In the book, he described how his mother left the family when he was three, leaving him to be brought up by his father and two aunts.
He said he and his father – who appeared alongside his son in a BBC documentary in 1978 – regularly shared a bed together in their flat in the Partick area of Glasgow.
Connolly also described how his Aunt Mona had regularly humiliated him by rubbing his underpants in his face and leaving notes saying "thief" in the biscuit jar.
He spoke of how she had found a copy of the "dirty" poem, Eskimo Nell, in his possession and had humiliated him with it for years.
Connolly added: "It was a schoolboy thing, it was a very dirty piece and she found it and humiliated me with it for years and years and years and threatened to take it to school.
"She was always going to tell my dad and he was going to beat me limbless. But it was every day, was the thing.

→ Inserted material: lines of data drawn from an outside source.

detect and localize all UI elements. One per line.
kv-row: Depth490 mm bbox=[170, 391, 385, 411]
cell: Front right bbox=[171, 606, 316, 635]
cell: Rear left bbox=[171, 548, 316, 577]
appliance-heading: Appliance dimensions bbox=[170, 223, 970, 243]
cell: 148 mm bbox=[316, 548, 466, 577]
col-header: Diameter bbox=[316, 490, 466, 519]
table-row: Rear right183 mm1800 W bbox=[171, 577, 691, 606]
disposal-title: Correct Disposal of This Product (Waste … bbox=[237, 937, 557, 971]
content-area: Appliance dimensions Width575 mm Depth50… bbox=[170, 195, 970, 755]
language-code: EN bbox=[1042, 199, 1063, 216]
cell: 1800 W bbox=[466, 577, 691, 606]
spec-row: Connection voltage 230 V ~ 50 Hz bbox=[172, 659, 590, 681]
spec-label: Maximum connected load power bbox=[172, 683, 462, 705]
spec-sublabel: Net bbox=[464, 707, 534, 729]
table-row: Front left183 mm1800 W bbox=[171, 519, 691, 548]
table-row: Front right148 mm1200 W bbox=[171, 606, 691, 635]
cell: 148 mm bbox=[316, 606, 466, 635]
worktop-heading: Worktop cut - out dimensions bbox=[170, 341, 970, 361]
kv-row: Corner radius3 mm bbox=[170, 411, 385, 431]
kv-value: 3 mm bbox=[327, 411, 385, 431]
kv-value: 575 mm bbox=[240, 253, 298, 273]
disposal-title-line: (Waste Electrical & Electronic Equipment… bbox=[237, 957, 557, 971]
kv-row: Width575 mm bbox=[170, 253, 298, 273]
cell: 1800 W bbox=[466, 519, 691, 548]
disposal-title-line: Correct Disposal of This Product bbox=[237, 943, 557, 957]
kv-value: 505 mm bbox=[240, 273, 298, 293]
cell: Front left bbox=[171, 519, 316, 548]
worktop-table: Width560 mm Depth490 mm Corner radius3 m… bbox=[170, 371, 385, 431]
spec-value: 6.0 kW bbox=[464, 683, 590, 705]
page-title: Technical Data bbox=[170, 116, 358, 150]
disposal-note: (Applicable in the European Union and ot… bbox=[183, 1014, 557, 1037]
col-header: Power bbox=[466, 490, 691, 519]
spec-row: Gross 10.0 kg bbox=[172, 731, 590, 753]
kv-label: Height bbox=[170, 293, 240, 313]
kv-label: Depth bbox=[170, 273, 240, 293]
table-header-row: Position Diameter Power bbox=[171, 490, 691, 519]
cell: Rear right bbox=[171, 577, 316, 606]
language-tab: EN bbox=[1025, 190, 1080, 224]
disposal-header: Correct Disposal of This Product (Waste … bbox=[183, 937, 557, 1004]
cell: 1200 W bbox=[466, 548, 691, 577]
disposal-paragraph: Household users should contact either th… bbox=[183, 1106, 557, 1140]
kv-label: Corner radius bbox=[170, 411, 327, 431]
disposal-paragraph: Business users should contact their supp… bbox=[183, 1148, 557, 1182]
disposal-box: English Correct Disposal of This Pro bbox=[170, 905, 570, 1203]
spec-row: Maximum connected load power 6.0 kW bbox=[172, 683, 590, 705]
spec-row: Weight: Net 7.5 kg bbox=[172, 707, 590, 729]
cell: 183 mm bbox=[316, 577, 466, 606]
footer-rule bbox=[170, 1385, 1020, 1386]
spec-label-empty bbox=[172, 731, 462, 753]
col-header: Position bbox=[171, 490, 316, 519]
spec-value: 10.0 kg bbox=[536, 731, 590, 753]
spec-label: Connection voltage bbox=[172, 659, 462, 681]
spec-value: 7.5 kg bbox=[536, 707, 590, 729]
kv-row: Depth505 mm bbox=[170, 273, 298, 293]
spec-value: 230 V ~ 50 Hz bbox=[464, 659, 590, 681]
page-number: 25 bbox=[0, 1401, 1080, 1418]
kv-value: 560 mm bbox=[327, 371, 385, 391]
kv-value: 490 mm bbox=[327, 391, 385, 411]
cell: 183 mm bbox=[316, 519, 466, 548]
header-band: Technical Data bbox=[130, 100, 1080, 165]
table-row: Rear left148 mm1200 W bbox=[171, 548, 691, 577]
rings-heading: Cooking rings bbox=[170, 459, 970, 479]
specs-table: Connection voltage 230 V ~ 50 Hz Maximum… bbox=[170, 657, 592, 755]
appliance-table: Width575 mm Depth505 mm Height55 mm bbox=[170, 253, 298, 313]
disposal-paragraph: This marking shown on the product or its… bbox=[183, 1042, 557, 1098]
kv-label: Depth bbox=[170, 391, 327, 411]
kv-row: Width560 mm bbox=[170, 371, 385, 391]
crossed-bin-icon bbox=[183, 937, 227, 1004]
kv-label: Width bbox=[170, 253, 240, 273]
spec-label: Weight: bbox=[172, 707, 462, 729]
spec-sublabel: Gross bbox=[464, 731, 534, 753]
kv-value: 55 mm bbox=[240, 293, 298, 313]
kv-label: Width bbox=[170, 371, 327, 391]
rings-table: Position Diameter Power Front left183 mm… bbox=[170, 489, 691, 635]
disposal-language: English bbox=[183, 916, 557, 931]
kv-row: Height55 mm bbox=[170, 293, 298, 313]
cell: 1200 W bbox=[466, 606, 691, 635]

Every single day."
Connolly, who was given the Freedom of Glasgow in 2010 and is considered one of the most famous Scots, also answered questions about his identity.
He said: "I think of myself as a Glaswegian before I think of myself as a Scot, although I am very proud to be a Scot. I find it quite difficult to think exactly who I am or where I live. I'm not sure where I live.
"I have the New York place, and Scotland, a wee place in Gozo, Malta, and I like them all very much, but I'm not sure which one is where I live or where my address is."